20 de Julho de 2008 / às 19:02 / 9 anos atrás

Nelsinho Piquet responde críticos com presença no pódio

Por Alan Baldwin

HOCKENHEIM (Reuters) - O brasileiro Nelsinho Piquet surpreendeu os críticos de seu futuro na Fórmula 1 liderando brevemente o GP da Alemanha neste domingo e terminando com um impressionante segundo lugar.

Nada sugeria que o novato da Renault, que largou na 17a posição, poderia chegar ao pódio, na frente das duas Ferraris e de seu companheiro de equipe e bicampeão mundial Fernando Alonso.

Pelo contrário, o piloto de 22 anos, filho do tricampeão Nelson Piquet, parecia prestes a dar mais munição àqueles que temiam que Nelsinho estivesse aquém da expectativa depois de somente um ponto em nove corridas.

Largando com a estratégia de uma única parada nos boxes, o brasileiro viu a corrida virar a seu favor com a entrada do ‘safety car’ pouco depois da metade da prova com sua Renault já reabastecida.
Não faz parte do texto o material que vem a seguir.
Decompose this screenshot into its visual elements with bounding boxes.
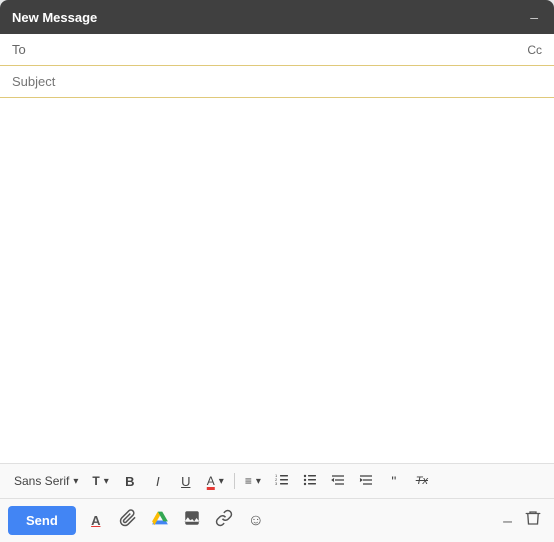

Ele chegou a liderar durante seis voltas até ser ultrapassado pela McLaren do vencedor Lewis Hamilton, a sete voltas do final.

“Eu nem sei por onde começar”, disse Piquet na coletiva de imprensa quando indagado sobre sua reação. “Não consegui nenhuma volta boa (nos treinos classificatórios) e larguei perto do fim da fila. Achava que meu fim de semana estava encerrado, mas obviamente você pode dar sorte com essas novas regras do safety car.”
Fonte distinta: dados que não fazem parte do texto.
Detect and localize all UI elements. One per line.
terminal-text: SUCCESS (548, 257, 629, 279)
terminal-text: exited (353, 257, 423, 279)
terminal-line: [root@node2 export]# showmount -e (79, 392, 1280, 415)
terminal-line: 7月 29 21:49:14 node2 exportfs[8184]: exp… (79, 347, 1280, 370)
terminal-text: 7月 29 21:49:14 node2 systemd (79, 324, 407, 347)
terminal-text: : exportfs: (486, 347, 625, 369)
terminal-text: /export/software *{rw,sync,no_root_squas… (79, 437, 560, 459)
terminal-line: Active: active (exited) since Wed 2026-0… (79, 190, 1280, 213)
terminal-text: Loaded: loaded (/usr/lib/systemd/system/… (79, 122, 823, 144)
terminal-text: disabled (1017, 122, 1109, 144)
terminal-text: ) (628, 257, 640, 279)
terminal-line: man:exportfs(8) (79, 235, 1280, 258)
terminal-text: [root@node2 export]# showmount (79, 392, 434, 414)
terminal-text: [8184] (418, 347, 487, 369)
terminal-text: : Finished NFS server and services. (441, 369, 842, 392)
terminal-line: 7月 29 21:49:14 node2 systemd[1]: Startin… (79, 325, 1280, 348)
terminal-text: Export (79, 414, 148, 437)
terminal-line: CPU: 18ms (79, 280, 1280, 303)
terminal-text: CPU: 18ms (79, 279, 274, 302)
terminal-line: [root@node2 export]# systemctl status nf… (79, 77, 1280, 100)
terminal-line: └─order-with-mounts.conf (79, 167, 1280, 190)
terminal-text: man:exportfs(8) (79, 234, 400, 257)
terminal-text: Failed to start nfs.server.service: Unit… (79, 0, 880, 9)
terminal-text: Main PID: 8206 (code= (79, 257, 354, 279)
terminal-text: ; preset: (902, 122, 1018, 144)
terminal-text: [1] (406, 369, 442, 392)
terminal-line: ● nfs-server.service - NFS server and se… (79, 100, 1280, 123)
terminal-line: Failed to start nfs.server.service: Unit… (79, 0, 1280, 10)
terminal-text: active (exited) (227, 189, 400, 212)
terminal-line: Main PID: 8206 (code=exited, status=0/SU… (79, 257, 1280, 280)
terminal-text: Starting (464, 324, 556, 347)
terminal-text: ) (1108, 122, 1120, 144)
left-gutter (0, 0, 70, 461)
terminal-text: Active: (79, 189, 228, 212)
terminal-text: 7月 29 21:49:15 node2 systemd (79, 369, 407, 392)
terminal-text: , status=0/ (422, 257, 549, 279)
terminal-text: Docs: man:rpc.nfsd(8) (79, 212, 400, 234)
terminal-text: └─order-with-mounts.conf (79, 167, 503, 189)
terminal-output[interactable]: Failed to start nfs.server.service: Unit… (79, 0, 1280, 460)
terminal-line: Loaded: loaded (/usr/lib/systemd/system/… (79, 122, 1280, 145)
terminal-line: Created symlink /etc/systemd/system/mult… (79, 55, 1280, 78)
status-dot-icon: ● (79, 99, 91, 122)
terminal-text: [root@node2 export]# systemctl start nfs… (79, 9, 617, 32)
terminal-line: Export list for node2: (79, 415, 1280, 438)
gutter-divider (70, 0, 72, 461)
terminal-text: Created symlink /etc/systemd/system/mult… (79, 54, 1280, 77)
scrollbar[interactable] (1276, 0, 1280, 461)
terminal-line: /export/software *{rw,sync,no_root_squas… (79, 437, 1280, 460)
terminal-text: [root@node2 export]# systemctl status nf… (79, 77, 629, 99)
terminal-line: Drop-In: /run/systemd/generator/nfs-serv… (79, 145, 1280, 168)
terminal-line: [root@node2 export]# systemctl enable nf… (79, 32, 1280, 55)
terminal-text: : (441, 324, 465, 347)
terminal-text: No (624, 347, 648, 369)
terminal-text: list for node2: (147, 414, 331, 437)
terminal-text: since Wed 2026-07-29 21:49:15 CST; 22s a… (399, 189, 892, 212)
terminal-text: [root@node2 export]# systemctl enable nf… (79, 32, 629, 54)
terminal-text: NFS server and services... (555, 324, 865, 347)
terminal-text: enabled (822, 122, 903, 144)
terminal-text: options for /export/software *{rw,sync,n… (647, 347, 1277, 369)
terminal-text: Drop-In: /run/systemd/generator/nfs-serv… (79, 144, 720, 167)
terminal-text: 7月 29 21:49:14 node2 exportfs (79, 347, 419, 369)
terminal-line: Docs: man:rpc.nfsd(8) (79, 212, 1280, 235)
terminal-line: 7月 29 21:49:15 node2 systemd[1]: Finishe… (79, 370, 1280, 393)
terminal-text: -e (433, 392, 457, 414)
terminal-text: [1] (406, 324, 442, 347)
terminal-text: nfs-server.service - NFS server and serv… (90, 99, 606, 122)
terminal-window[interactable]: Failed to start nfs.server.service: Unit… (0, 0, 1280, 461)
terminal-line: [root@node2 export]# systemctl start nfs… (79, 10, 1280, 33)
“Se tivéssemos optado por uma postura agressiva de ultrapassagem no começo eu não teria chegado aqui. E tudo funcionou maravilhosamente. Eu dei sorte, simplesmente mantive meu ritmo no final e vim parar aqui.”

AINDA DIFÍCIL

Piquet estava tão concentrado em manter seu ritmo e o carro na pista que nem percebeu estar na última volta até Hamilton começar a desacelerar.

O chefe de equipe Flavio Briatore o cumprimentou por uma “corrida sensacional” e por sua habilidade em segurar as pontas sob enorme pressão.

Mas o brasileiro, cujo papel normalmente é o de segundo piloto da equipe quando posto ao lado de Alonso, duvida que o êxito vá mudar muita coisa para ele.

“Ainda está difícil para mim”, disse. “Não estou dizendo que na Hungria, a próxima corrida, devem contar comigo no pódio. Não acho que seria assim.”

“Estamos chegando lá devagar, e com dificuldades às vezes: classificações, pneus, não estou me acostumando com eles facilmente. Conseguir um pódio é ótimo, ajuda com a confiança, é bom para a equipe, para fazer todos se esforçarem um pouco mais, mas ainda precisamos melhorar muito. Eu certamente preciso melhorar, o carro idem.”

Com Massa terminando em terceiro, dois brasileiros estavam juntos no pódio pela primeira vez desde o GP da Bélgica de 1991, quando o tricampeão Ayrton Senna venceu a corrida e Nelson Piquet, pai de Nelsinho, chegou em terceiro.

O pódio ainda reuniu o vencedor e líder do campeonato Lewis Hamilton e o piloto com o qual lutou dois anos atrás para vencer a série GP2, categoria de acesso à F1.

“Devo dar os parabéns a Nelson, ele fez um ótimo trabalho”, disse Hamilton. “É bom vê-lo aqui em cima. Corri com ele há alguns anos nas categorias de base e sei que ele tem tido uma temporada dura.”